Now she hardly looked at me when she came in and made me feel like hell. I missed the way she would seek me out to talk here and there about shit she knew I liked.

I missed her.

“Earth to Bash!” Austin clipped. “Get your shit together and come back when that”—he pointed down at my crotch—“isn’t waving hello like a goddamn Walmart greeter.”

“Fuck you,” I clipped, shaking my head.

“Look, man.” He ran his fingers through his light hair. “I don’t want to come off like a dick?—“

“Then maybe you shouldn’t say whatever has you looking like that.”

“We’re all partners here.” He wasn’t going to take my advice, and I was stuck having to hear his. “If you go there and mess around with his sister? That could mess it up if it ends badly. You get what I’m saying?”

“Yeah, man,” I rasped, clearing my throat. “You don’t shit where you eat,” I clarified, and he nodded. It wasn’t something I hadn’t thought about.

“Yeah… exactly. Look, I’m glad the little general is up and working again, but don’t go there. Not unless you know it’s for real.” That took me by surprise.

“Unless I know it’s…” I chuckled and shook my head. “That shocks the shit out of me coming from you and spending how many years listening to you spew all that cursed in love shit.”

“I’m a Hart,” he reminded me, and I rolled my eyes.

“Curses aren’t real, Austin.”

“I don’t know, man… You’ve seen the men in my family. All of them cursed as fuck.” I rolled my eyes because no matter how much I tried to tell him that shit didn’t exist, he wasn’t going to listen to me.

“Just get your shit together, man. Okay?

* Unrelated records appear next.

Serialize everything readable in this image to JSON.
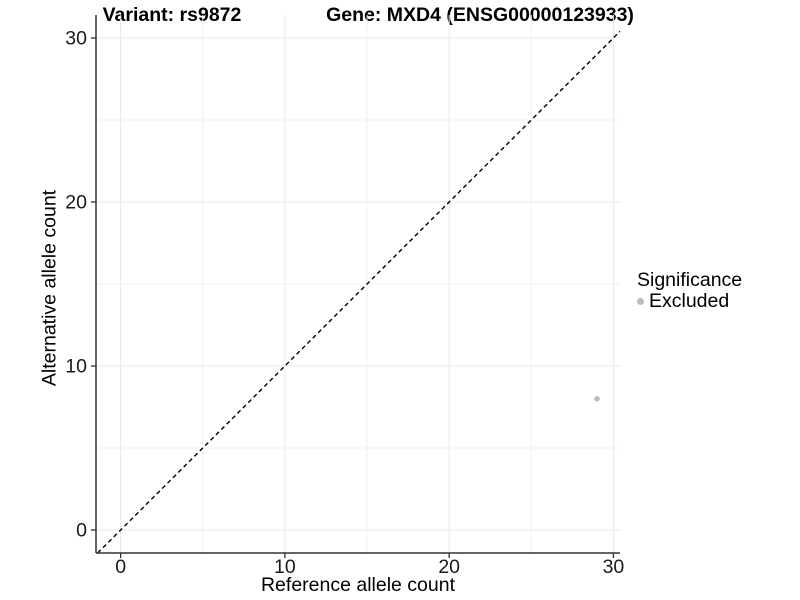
{
  "chart_data": {
    "type": "scatter",
    "title_left": "Variant: rs9872",
    "title_right": "Gene: MXD4 (ENSG00000123933)",
    "xlabel": "Reference allele count",
    "ylabel": "Alternative allele count",
    "xlim": [
      -1.5,
      30.4
    ],
    "ylim": [
      -1.4,
      31.4
    ],
    "xticks": [
      0,
      10,
      20,
      30
    ],
    "yticks": [
      0,
      10,
      20,
      30
    ],
    "xminor": [
      5,
      15,
      25
    ],
    "yminor": [
      5,
      15,
      25
    ],
    "grid": true,
    "legend_position": "right",
    "reference_line": {
      "type": "identity",
      "intercept": 0,
      "slope": 1,
      "style": "dashed",
      "color": "#000000"
    },
    "series": [
      {
        "name": "Excluded",
        "color": "#bdbdbd",
        "marker": "circle",
        "points": [
          {
            "x": 29,
            "y": 8
          }
        ]
      }
    ],
    "legend": {
      "title": "Significance",
      "items": [
        {
          "label": "Excluded",
          "color": "#bdbdbd"
        }
      ]
    },
    "colors": {
      "background": "#ffffff",
      "grid_major": "#e8e8e8",
      "grid_minor": "#f0f0f0",
      "axis_line": "#333333",
      "tick_text": "#1a1a1a",
      "point": "#bdbdbd",
      "reference_line": "#000000"
    }
  }
}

Keep your hands off little sisters.” He pointed at me, and I made a face.

“Man,” I groaned. “Don’t make it sound like that!” I grimaced, and the asshole laughed.

“I’m just saying?—“

“Say less. Just give me a minute, I’ll be right out there.”

“How about Wednesday, we go a couple towns over to Serendipity and find us some women we can have some fun with now that the general is up and saluting again? Which again, congrats.” He grinned.

“Austin.”

“What’s that saying Oli and Onyx are always yapping? The best way to get over someone is to get on top of someone else?” The guy was insufferable. Just the thought of touching someone else made my gut tighten and left a sour taste in my mouth.

I shook my head yet still agreed. “Sure.”

Not that my general, like Austin had called my dick, would wake up for anyone but Raven. Thankfully, that seemed to placate Austin enough for him to salute me and walk out. Left alone in the dark storage room, I shut my eyes, but that didn’t help. Not when all I could see behind my eyelids was Raven Trejo and her smooth tan skin with that honey-eyed gaze staring right back at me, with so much hope and feelings I felt it right through me like the best kind of whiskey. I shook my head and ran my fingers through my hair.

What the fuck am I going to do about my best friend’s little sister?